Однажды товарищ по дорожке подошёл после тренировки к столику в вестибюле, где сидела с чашечкой кофе Полина. Налил себе кофе из стоявшего рядом автомата, присел напротив – завязался лёгкий разговор о порядках в бассейне. Там, в воде, он не произвёл на неё впечатления: слегка костлявый, какой-то худосочный – даром, что длинный. Но сейчас, в разговоре, она наконец разглядела его. Влажные после душа волосы слиплись тонкими прядями и топорщились, особенно непослушной казалась короткая чёлочка, по-детски спадавшая на лоб. А карие глаза, прикрытые длинными ресницами, были устремлены куда-то в сторону, будто парень стеснялся смотреть на Полину. По виду совсем мальчишка, лет семнадцати! Когда позже он сказал, что ему двадцать, она не поверила: определённо прибавил годков! Поведение его было по-юношески эпатирующим. Почему-то не назвал своё имя, а важно объявил:

– Называй меня просто Поэт!

Эра соцсетей с присущей ей анонимностью и никами наступила чуть позже, но парень, опережая время, напускал на себя загадочность. Впрочем, для случайного знакомства в бассейне это было уместным – такая вот игра! Полина подыграла новому знакомому – опустив имя, представилась музой русского писателя Тургенева:

– Виардо!

Юный Поэт улыбнулся и продемонстрировал, что и он в теме:

– Ты любишь Тургенева?

– Очень! А ты, конечно, пишешь стихи, господин Поэт?

– Я не просто пишу стихи, я каждой клеточкой своего тела Поэт!

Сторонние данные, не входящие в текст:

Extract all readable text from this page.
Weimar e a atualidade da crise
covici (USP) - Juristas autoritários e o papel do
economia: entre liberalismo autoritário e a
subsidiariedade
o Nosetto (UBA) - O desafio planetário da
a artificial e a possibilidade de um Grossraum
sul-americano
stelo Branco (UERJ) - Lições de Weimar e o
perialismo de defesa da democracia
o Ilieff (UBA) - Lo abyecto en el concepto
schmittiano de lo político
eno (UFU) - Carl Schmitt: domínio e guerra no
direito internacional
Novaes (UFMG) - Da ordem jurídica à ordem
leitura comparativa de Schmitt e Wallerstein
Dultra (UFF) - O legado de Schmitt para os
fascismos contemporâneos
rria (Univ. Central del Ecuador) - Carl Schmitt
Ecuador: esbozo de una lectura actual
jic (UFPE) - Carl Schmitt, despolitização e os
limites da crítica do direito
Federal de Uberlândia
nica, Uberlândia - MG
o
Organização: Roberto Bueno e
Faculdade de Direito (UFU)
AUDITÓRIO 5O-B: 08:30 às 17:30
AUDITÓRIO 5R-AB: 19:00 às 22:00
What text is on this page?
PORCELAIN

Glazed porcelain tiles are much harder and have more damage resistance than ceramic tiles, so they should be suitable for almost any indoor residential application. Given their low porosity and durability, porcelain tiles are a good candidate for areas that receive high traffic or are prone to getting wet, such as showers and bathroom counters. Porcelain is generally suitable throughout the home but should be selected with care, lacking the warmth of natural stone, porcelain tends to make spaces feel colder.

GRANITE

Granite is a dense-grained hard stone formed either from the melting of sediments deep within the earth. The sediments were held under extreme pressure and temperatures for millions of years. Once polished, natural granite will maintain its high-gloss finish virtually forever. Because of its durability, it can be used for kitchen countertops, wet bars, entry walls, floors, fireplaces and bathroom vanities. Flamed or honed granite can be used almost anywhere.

Все следующие вечера за чашечкой кофе товарищ по водной дорожке читал ей стихи известных поэтов, и Полина, чуть шевеля губами, неслышно повторяла знакомые с юности строки вместе с ним. Свои стихи читал редко, оправдываясь тем, что они у него ещё в работе. Также Поэт сказал, что, хотя работает сейчас, летом, на аттракционах в парке, собирается вскоре поступать в Литературный институт в Москве. Читая свои стихи, он закатывал глаза к потолку, так что тёмные зрачки прятались под ресницами. Казалось, вверх устремляется и его душа. Полине мальчишка нравился, но, общаясь с этим романтичным, как ей казалось, школьником, она испытывала лёгкую грусть, понимая, что её юность прошла. Однако Поэт, казалось, не замечал разницу в возрасте и всё заметнее оказывал Полине знаки внимания – наливал из автомата кофе, подвигал ей поудобнее стул, – несмотря на то что она почти сразу призналась, что дома её ждут муж и маленький ребёнок.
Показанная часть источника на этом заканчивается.